A post-Dharmic take on sexual politics
Arshia Sattar Arshia Sattar | 04 Jul, 2018
WENDY DONIGER’S BOOKS over the years have been either vast and encyclopaedic (The Hindus: An Alternative History, 2009, On Hinduism, 2013, and The Ring of Truth, 2017) or minutely detailed (The Woman who Pretended to Be Who She Was, 2004, and Reading the Kamasutra, 2016). They remind us of two things about her remarkable intelligence and her therefore remarkable scholarship. One, that she knows a lot of things about a lot of things and can bring them together in unusual and intriguing ways, and two, that she has the patience and sensitivity to read a text minutely and carefully, opening it up in ways that were hitherto unconsidered. To our great advantage, she manifests both these talents in Beyond Dharma, where she argues (in the main) that Kautilya’s Artha Shastra and Vatsyayana’s Kamasutra both provide contemporaneous challenges to the strictures of an idealised and prescriptive dharma as articulated in the Dharma Shastras.
Doniger has already paired the Artha Shastra and the Kamasutra as mirror texts that together reflect ideas and attitudes different from those enunciated in the Dharma Shastras. But here, in Beyond Dharma, in essays that are based on her recent Terry Lectures at Yale University, she takes her own argument further and explicitly states that these treatises on artha and kama (manuals that discuss the enjoyment of power and sex), actually oppose what is found in the Dharma Shastras, particularly in the Manu Smriti. As one of the blurbs on the cover of the current volume declares, this is a revolutionary idea as it deconstructs both the idea of a single dharma as the uncontested basis of human action as well as points to fissures and contestations within what we have always believed to be a unified and hegemonic Sanskrit discourse. These ideas of pluralism and diversity within the Sanskrit tradition have been gaining traction over the last few decades (Sheldon Pollock’s work has done much to desacralise and democratise the Sanskrit ‘cosmopolis’), and now, Donald R Brown says of Doniger’s book, ‘[The work] demands that we all reconsider the resistance to self-righteous moralising offered by the ancient Indian treatises on sex and politics.’ The significance of Doniger’s argument in this book lies in what she says about where, when and how the resistance to the formalised Dharma Shastras was articulated.

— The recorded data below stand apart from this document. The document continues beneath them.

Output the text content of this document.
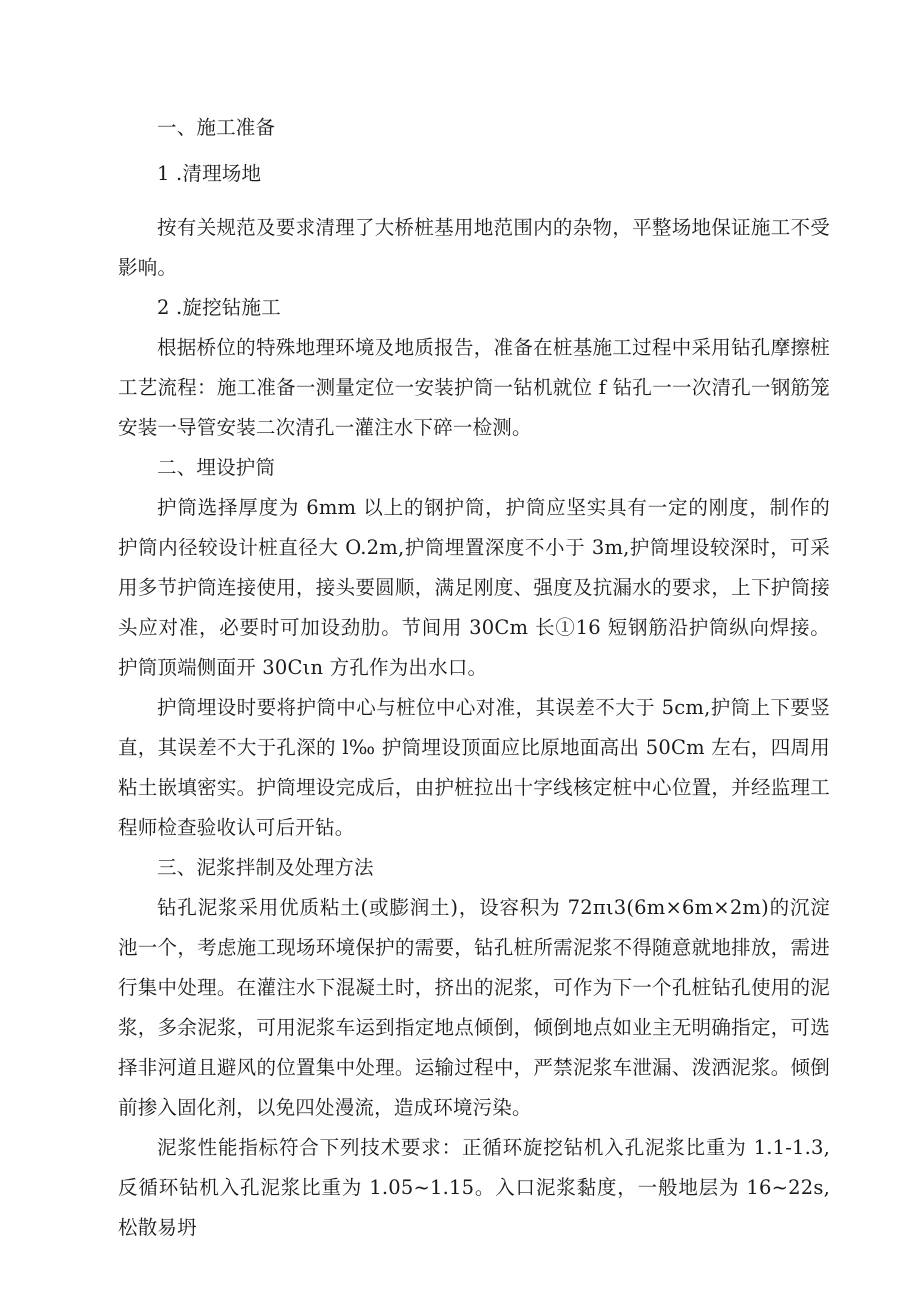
一、施工准备

1 .清理场地

按有关规范及要求清理了大桥桩基用地范围内的杂物，平整场地保证施工不受影响。

2 .旋挖钻施工

根据桥位的特殊地理环境及地质报告，准备在桩基施工过程中采用钻孔摩擦桩工艺流程：施工准备一测量定位一安装护筒一钻机就位 f 钻孔一一次清孔一钢筋笼安装一导管安装二次清孔一灌注水下碎一检测。

二、埋设护筒

护筒选择厚度为 6mm 以上的钢护筒，护筒应坚实具有一定的刚度，制作的护筒内径较设计桩直径大 O.2m,护筒埋置深度不小于 3m,护筒埋设较深时，可采用多节护筒连接使用，接头要圆顺，满足刚度、强度及抗漏水的要求，上下护筒接头应对准，必要时可加设劲肋。节间用 30Cm 长①16 短钢筋沿护筒纵向焊接。护筒顶端侧面开 30Cιn 方孔作为出水口。

护筒埋设时要将护筒中心与桩位中心对准，其误差不大于 5cm,护筒上下要竖直，其误差不大于孔深的 l‰ 护筒埋设顶面应比原地面高出 50Cm 左右，四周用粘土嵌填密实。护筒埋设完成后，由护桩拉出十字线核定桩中心位置，并经监理工程师检查验收认可后开钻。

三、泥浆拌制及处理方法

钻孔泥浆采用优质粘土(或膨润土)，设容积为 72πι3(6m×6m×2m)的沉淀池一个，考虑施工现场环境保护的需要，钻孔桩所需泥浆不得随意就地排放，需进行集中处理。在灌注水下混凝土时，挤出的泥浆，可作为下一个孔桩钻孔使用的泥浆，多余泥浆，可用泥浆车运到指定地点倾倒，倾倒地点如业主无明确指定，可选择非河道且避风的位置集中处理。运输过程中，严禁泥浆车泄漏、泼洒泥浆。倾倒前掺入固化剂，以免四处漫流，造成环境污染。

泥浆性能指标符合下列技术要求：正循环旋挖钻机入孔泥浆比重为 1.1-1.3,反循环钻机入孔泥浆比重为 1.05~1.15。入口泥浆黏度，一般地层为 16~22s,松散易坍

The vexed question of the bases for ethical behaviour lies at the heart of many discussions about Hinduism, precisely because the idea of what is good and true is not delivered from on high, via the word of God. The Mahabharata, for example, warns us over and over again that dharma is sukshma—subtle, elusive even. Doniger substantiates the fundamentally destabilising claim of this great text by reminding us that despite the existence of a pervasive and almost universal idea of sadharana dharma, a dharma for all, there were different opinions about who should to do what and when. Sometimes, these differences came from different philosophical positions and perspectives (darshana). Other times, differences about what an individual should do arose because of where one was speaking from—a stage of life (ashrama), a social position (varna), a time of emergency (apatkala).

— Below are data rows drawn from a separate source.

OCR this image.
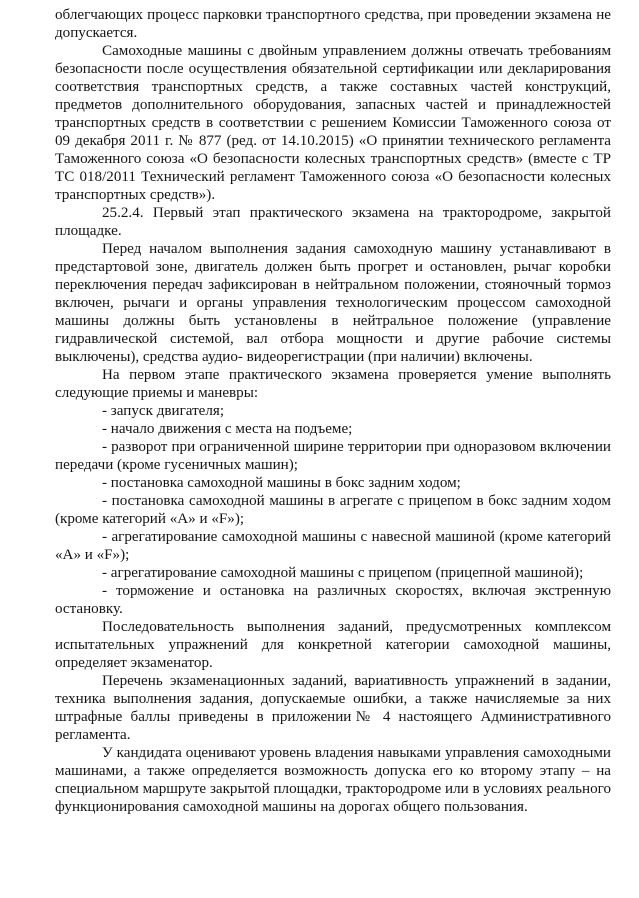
облегчающих процесс парковки транспортного средства, при проведении экзамена не допускается.

Самоходные машины с двойным управлением должны отвечать требованиям безопасности после осуществления обязательной сертификации или декларирования соответствия транспортных средств, а также составных частей конструкций, предметов дополнительного оборудования, запасных частей и принадлежностей транспортных средств в соответствии с решением Комиссии Таможенного союза от 09 декабря 2011 г. № 877 (ред. от 14.10.2015) «О принятии технического регламента Таможенного союза «О безопасности колесных транспортных средств» (вместе с ТР ТС 018/2011 Технический регламент Таможенного союза «О безопасности колесных транспортных средств»).

25.2.4. Первый этап практического экзамена на трактородроме, закрытой площадке.

Перед началом выполнения задания самоходную машину устанавливают в предстартовой зоне, двигатель должен быть прогрет и остановлен, рычаг коробки переключения передач зафиксирован в нейтральном положении, стояночный тормоз включен, рычаги и органы управления технологическим процессом самоходной машины должны быть установлены в нейтральное положение (управление гидравлической системой, вал отбора мощности и другие рабочие системы выключены), средства аудио- видеорегистрации (при наличии) включены.

На первом этапе практического экзамена проверяется умение выполнять следующие приемы и маневры:

- запуск двигателя;

- начало движения с места на подъеме;

- разворот при ограниченной ширине территории при одноразовом включении передачи (кроме гусеничных машин);

- постановка самоходной машины в бокс задним ходом;

- постановка самоходной машины в агрегате с прицепом в бокс задним ходом (кроме категорий «А» и «F»);

- агрегатирование самоходной машины с навесной машиной (кроме категорий «А» и «F»);

- агрегатирование самоходной машины с прицепом (прицепной машиной);

- торможение и остановка на различных скоростях, включая экстренную остановку.

Последовательность выполнения заданий, предусмотренных комплексом испытательных упражнений для конкретной категории самоходной машины, определяет экзаменатор.

Перечень экзаменационных заданий, вариативность упражнений в задании, техника выполнения задания, допускаемые ошибки, а также начисляемые за них штрафные баллы приведены в приложении№ 4 настоящего Административного регламента.

У кандидата оценивают уровень владения навыками управления самоходными машинами, а также определяется возможность допуска его ко второму этапу – на специальном маршруте закрытой площадки, трактородроме или в условиях реального функционирования самоходной машины на дорогах общего пользования.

Beyond Dharma also concerns itself with where dharma is placed in the scheme of the purusharthas, the goals of human life. That hierarchy of values, surely, is a universal and eternal concern, as contemporary as it is classical. How do we prioritise what we want in life and how do we fulfil our desires and realise our aspirations within a framework of ethics and morality that is defined by the ‘ought’ and the ‘should’ ? It is in this regard that Doniger offers us a truly profound insight. She says, simply but emphatically, ‘Dharma is a question, not an answer.’ This pared down statement holds us responsible not only for what we do, but also for choosing the ways in which we articulate our ethical dilemmas.